Broadening consciousness
But it doesn't have to be so. Against the current of relentless standardisation, there is also a counter-current of a steady broadening of human consciousness. Where once we might have thought nothing of genocidically extinguishing or enslaving an entire tribe or even race, today we can imagine a world - in some distant future, of course - where people should be able to live together regardless of colour. In some ways, we no longer see diversity as something that must necessarily be reduced; in fact, we are beginning to see the value of bio-diversity, for example.

That, in my view, is how this debate about sexuality research should be approached. So long as homosexual orientation is seen as undesirable, science will eventually be used to extinguish it. Rather than try to stop science, the better approach is to interrogate the value system that motivates people to extinguish difference.

At the same time, it is also worthwhile to open a debate about what rights parents have over their children.
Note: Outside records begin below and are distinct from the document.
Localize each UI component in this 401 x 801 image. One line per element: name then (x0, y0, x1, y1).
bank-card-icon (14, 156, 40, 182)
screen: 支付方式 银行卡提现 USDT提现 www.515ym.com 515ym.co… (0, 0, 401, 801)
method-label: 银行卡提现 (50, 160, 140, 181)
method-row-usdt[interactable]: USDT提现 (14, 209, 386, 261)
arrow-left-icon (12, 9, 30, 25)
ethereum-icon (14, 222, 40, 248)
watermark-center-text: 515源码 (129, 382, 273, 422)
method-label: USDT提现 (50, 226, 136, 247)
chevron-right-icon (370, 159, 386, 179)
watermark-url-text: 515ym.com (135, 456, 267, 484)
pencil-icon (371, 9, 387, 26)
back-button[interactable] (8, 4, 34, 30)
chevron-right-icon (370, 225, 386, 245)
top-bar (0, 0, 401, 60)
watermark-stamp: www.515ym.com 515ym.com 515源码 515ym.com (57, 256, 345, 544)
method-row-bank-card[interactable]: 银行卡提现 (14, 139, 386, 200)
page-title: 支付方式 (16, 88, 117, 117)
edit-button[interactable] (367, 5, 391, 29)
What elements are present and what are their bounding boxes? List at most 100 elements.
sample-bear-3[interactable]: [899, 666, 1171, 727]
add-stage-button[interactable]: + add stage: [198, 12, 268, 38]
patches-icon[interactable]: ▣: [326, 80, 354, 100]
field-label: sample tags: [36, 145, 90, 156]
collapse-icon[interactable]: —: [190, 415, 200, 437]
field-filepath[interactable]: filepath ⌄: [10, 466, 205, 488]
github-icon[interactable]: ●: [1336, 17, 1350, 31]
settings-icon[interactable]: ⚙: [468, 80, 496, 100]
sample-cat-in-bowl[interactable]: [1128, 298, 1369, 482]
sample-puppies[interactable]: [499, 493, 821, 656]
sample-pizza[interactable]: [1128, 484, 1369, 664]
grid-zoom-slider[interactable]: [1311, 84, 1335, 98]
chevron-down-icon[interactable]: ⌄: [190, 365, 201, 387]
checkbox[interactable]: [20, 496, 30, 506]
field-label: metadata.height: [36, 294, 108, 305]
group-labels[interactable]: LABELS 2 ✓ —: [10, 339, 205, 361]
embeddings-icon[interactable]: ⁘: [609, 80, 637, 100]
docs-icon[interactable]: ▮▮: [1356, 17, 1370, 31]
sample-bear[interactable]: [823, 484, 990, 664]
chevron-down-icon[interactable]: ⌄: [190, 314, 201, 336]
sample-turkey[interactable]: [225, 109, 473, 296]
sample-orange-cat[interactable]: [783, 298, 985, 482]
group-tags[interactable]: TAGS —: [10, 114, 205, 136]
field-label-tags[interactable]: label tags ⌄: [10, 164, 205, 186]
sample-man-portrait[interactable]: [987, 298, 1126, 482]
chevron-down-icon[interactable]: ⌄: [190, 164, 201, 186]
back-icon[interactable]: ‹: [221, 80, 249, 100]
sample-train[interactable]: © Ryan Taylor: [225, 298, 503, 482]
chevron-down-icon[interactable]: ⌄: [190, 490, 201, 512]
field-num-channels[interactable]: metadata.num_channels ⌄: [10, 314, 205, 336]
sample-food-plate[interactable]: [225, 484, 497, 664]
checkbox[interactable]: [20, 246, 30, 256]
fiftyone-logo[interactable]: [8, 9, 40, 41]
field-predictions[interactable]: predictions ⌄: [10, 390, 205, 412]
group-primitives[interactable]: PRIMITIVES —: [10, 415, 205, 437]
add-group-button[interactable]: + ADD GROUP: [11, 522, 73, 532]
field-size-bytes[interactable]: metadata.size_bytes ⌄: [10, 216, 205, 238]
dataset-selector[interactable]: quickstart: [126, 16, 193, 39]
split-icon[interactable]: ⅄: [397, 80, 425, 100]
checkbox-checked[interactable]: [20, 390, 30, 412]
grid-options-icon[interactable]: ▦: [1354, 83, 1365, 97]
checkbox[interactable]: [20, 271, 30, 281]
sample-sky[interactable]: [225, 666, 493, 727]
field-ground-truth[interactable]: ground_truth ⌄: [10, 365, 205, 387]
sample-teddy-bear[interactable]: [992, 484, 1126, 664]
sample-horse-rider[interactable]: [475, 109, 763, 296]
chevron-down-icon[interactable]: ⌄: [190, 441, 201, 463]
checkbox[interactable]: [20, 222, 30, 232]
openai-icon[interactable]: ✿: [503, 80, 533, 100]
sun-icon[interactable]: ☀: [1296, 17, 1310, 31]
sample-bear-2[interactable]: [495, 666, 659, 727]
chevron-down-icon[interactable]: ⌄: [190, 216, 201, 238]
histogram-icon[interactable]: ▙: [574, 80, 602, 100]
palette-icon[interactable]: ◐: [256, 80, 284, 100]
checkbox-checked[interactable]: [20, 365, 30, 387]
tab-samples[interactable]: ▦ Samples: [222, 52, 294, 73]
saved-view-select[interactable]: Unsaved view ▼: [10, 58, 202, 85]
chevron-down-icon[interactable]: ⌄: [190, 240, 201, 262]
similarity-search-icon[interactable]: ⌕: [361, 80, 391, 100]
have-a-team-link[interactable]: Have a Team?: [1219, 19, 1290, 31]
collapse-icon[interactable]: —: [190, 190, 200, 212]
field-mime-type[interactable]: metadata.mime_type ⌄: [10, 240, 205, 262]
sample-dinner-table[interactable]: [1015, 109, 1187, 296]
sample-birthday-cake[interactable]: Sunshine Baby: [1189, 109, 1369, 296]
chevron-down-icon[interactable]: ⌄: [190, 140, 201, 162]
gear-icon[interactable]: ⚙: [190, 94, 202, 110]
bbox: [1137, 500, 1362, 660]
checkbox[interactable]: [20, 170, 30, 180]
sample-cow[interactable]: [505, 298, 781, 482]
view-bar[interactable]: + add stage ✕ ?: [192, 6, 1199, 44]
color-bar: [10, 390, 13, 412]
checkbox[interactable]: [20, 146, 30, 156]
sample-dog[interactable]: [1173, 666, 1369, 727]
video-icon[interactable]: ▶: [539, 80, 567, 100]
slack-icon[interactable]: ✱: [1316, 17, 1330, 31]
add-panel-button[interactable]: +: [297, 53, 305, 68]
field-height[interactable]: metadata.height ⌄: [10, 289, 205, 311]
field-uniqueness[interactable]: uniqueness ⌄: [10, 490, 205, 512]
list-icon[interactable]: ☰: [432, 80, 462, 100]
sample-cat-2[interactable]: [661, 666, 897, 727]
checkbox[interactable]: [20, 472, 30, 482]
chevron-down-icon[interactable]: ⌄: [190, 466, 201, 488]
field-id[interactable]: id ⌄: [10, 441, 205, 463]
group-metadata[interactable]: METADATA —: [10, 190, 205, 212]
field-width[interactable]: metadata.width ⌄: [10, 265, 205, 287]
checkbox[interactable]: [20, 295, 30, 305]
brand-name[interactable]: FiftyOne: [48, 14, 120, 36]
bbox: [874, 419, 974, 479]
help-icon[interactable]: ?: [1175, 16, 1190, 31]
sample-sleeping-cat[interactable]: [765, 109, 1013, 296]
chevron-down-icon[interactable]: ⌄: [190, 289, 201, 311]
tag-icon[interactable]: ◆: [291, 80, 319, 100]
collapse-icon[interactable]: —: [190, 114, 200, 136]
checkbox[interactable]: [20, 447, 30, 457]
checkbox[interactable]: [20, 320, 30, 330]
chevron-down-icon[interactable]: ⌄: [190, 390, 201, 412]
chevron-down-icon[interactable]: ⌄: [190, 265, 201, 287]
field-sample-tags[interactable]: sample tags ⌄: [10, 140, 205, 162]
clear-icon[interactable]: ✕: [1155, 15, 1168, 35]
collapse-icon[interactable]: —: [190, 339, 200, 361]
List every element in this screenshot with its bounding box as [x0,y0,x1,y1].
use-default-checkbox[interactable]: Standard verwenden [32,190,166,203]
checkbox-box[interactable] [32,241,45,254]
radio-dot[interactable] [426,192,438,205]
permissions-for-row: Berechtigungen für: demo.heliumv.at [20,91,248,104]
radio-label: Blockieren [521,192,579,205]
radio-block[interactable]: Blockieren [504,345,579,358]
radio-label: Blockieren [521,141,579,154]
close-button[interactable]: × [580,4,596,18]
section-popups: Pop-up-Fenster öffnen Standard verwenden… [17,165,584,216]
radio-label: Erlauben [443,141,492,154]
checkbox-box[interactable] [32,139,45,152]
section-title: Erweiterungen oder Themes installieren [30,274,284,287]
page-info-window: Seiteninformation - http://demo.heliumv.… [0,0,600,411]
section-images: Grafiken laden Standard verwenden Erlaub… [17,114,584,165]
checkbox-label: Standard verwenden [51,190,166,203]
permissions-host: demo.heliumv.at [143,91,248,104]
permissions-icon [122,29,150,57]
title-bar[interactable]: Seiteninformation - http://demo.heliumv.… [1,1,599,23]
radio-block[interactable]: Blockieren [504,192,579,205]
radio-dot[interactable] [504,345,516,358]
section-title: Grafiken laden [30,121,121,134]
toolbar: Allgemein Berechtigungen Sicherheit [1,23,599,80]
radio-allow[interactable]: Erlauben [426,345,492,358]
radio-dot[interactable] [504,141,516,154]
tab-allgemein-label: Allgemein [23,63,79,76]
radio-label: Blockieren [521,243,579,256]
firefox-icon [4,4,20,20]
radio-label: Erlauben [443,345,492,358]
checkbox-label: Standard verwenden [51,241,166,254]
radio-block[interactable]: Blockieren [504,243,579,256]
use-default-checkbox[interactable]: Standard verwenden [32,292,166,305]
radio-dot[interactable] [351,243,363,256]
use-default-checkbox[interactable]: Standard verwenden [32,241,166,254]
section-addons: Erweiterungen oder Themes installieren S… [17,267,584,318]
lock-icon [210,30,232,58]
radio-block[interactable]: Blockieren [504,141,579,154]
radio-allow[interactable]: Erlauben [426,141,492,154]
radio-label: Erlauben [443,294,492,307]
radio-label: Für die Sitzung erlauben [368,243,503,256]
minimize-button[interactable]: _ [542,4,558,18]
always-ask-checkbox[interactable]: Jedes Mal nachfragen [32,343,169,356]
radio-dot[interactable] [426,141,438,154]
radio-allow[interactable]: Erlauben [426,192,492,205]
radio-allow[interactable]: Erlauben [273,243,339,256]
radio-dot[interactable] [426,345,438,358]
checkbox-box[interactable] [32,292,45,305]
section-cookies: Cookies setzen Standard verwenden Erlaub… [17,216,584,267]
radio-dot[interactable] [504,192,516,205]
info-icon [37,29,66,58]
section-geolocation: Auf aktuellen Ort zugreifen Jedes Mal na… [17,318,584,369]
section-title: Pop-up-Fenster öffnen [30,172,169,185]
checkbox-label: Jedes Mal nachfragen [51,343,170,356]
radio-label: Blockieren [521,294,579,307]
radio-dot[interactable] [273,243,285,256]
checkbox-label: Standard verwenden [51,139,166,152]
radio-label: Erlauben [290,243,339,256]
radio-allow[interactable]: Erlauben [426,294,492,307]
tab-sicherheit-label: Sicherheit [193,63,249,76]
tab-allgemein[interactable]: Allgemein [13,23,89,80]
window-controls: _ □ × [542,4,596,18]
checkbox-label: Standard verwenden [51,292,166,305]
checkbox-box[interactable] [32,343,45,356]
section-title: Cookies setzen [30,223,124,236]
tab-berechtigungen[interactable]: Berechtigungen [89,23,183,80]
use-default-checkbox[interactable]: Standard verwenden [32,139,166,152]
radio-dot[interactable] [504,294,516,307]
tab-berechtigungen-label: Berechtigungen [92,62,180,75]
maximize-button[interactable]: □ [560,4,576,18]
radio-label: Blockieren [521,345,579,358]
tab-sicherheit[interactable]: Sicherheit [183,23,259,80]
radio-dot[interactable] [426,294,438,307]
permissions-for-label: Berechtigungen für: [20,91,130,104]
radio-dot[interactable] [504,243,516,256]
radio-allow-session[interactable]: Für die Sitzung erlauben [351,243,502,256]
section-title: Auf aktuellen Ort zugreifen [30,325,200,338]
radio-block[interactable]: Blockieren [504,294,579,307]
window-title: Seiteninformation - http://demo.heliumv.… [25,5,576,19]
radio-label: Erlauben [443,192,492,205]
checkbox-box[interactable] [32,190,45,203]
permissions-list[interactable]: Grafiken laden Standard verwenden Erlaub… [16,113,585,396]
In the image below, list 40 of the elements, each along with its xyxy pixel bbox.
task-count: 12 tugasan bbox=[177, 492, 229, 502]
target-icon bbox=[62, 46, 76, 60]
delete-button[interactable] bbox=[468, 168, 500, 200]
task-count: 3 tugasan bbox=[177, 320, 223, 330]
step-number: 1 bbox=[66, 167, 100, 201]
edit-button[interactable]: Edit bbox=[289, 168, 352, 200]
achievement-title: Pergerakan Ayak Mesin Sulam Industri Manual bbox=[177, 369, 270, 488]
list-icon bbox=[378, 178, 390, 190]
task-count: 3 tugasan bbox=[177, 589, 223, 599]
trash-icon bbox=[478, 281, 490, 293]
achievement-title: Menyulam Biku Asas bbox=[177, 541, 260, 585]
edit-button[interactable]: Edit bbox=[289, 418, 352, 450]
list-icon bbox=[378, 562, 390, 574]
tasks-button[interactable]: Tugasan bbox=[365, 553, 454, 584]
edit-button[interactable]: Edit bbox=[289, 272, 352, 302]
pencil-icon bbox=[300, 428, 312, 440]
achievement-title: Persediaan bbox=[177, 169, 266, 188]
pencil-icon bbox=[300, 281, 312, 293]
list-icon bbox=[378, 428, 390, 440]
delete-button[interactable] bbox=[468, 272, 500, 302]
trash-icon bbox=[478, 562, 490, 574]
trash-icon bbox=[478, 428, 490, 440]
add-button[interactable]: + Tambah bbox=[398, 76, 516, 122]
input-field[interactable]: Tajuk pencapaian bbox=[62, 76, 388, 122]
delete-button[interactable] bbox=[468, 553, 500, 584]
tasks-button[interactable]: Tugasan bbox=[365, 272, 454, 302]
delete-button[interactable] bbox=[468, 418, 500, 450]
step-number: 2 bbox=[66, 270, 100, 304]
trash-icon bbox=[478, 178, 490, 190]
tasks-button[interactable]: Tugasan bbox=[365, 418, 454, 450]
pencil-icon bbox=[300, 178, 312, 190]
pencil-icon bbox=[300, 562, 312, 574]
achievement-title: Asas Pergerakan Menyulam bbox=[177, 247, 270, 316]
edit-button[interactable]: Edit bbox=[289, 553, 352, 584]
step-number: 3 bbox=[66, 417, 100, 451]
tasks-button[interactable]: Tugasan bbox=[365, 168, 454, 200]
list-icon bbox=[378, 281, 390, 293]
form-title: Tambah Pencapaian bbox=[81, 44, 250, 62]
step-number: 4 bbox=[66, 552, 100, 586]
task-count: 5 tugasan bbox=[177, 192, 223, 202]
Many people today take it as given that they have complete rights; that children are extensions of their biological selves. This may be too simplistic, and ethically problematic. It is also culture-dependent, like how women were once seen as the property and legal extensions of their husbands.

Thus, rather than behave like King Canute commanding the tide to recede, gays and lesbians shouldn't adopt a luddite stance against research, real or imagined, but use this opportunity to ask searching questions about where our common humanity is headed.